We currently use three main tools for decentralized feedback:

Comment, Like, and Subscribe!

Likes and subscribes are each a single bit of data, and aren't publicly linked to an identity, which makes them easy to game. Comments contain more data and are linked to an identity, but require natural language processing and sentiment analysis, making them noisy for machine processing.

Nostr includes the notion of labeling, which is similar to Likes or Upvotes but with four major upgrades:

  1. Every label is signed by the labeler. You can base your trust of a label on their identity, their history, or network of trust.
  2. Labels can be more diverse than up/down vote. You can mark comments with labels like Insightful, Fact-Based, or Off-Topic.
  3. Labels can belong to an ontology. You can enumerate the valid selections, and massively reduce the complexity and noise associated with natural language sentiment analysis.
  4. The ontology can be multi-class, meaning labelers can attach more than one label. You can mark a comment as both Ad-Hominem and Emotionally Charged, or as Well-Structured and Fact-Based.

And at last, here is the proposed multi-class ontology.

What

How

Challenge

The way to harden your views is not to indulge them but to challenge them.

NIP nn: Critiques

A Critique is a NIP-25 Reaction Event which contains one or more of the following emojis in its content field. Clients SHOULD interpret each emoji as an expression meaning "this signer believes the reacted-to event satisfies this condition".

Each individual emoji in a Critique is a Reaction, meaning that a Reaction Event may contain more than one Reaction.

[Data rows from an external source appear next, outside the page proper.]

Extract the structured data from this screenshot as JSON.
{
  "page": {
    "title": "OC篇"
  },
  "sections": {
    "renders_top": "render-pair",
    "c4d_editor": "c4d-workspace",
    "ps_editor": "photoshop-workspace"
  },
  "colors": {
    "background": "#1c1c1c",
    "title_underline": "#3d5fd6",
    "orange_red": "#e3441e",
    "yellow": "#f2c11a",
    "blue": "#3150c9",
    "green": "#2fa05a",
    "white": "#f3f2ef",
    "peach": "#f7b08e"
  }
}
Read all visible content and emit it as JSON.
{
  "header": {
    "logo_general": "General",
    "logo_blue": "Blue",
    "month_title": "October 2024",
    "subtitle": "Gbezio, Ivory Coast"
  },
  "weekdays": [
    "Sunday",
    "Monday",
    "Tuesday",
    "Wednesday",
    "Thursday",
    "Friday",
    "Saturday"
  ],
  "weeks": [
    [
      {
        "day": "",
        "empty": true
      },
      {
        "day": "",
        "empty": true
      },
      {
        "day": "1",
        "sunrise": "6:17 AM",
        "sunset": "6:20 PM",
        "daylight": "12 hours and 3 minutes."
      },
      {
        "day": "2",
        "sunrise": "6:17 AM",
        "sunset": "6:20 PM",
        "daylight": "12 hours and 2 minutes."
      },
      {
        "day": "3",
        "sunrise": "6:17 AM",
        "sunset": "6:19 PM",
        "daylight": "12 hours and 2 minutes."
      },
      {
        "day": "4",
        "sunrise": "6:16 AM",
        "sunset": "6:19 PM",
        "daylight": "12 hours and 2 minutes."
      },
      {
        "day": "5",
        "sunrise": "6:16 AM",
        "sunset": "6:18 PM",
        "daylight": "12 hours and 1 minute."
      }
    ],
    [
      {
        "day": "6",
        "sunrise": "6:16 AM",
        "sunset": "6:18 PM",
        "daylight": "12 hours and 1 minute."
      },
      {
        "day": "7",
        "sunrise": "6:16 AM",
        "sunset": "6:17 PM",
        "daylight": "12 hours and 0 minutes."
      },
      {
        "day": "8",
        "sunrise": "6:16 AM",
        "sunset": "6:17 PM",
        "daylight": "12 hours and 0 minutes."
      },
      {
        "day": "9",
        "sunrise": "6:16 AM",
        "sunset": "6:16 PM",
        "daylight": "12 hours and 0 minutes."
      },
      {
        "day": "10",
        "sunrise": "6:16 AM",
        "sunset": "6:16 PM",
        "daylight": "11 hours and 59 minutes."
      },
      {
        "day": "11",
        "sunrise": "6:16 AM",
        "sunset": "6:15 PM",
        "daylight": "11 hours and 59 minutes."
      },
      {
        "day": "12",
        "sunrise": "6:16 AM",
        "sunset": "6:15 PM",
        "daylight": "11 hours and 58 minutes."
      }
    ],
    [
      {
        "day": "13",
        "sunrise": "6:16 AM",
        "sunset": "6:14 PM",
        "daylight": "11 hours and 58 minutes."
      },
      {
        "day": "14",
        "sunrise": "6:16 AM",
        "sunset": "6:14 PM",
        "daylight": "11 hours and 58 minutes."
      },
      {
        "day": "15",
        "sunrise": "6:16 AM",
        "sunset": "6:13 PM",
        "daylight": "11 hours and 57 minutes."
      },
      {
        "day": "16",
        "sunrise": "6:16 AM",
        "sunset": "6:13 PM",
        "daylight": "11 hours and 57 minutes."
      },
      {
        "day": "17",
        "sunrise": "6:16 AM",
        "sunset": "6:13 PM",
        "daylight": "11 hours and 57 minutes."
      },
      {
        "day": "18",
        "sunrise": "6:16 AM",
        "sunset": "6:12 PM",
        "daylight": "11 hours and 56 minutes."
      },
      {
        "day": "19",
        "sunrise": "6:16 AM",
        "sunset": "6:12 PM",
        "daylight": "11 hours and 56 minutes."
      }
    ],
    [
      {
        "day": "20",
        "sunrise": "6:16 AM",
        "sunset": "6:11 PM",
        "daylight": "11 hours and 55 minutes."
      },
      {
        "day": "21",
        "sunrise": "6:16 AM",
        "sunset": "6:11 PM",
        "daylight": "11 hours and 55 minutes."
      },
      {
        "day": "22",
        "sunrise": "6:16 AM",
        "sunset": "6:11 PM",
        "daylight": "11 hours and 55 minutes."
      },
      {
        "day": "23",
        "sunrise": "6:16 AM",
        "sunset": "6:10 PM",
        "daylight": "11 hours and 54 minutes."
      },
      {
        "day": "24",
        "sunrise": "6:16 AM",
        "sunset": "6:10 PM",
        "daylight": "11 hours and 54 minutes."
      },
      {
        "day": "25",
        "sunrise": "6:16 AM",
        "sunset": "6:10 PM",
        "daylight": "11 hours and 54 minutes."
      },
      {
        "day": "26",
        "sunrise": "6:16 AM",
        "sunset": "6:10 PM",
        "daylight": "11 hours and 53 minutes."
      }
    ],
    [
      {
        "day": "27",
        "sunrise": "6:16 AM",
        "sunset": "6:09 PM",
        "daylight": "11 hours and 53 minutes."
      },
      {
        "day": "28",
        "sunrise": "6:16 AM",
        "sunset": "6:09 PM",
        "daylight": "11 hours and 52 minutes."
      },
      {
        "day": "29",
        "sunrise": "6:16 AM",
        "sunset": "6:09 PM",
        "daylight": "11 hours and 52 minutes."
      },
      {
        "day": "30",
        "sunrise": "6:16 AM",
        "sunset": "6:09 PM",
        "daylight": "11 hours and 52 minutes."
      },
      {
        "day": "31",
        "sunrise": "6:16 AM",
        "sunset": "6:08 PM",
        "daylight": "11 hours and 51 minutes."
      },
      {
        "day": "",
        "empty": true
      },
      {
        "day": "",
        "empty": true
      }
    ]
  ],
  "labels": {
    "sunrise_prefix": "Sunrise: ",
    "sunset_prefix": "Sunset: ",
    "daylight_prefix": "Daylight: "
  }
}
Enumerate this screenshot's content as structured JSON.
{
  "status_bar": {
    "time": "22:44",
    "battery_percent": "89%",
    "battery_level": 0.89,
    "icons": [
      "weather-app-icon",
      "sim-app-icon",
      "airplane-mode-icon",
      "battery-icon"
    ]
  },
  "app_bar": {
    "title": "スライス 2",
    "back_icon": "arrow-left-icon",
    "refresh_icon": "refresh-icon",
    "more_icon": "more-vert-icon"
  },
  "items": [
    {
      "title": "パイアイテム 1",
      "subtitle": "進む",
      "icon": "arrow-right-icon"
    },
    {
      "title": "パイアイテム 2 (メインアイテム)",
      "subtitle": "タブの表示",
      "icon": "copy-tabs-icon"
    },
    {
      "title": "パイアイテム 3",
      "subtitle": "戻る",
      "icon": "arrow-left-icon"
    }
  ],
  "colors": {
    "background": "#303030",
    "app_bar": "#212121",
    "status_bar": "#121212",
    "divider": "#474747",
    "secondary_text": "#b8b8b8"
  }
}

Each Reaction MUST be one of the following 24 symbols (3 currently reserved), which are taken from Unicode 15.1 and use the official Unicode encoding and short name, with spaces replaced with underscores in the short name where necessary.

The list of symbols is deliberately kept very short to create guardrails that guide the reacting user into a machine comparable set of options. While machine learning systems can extract signal from noisier inputs, it is considerably more efficient to hand-hold the human in the process of creating a less noisy signal in the first place.

It is intended that this list of symbols will evolve very slowly once established, that the original list (once reaching "recommended" status) will be respected in perpetuity, and the number of new symbols over time will be on the order of ones per decade. The three "reserved" placeholders are intended to take the first decade worth of additions.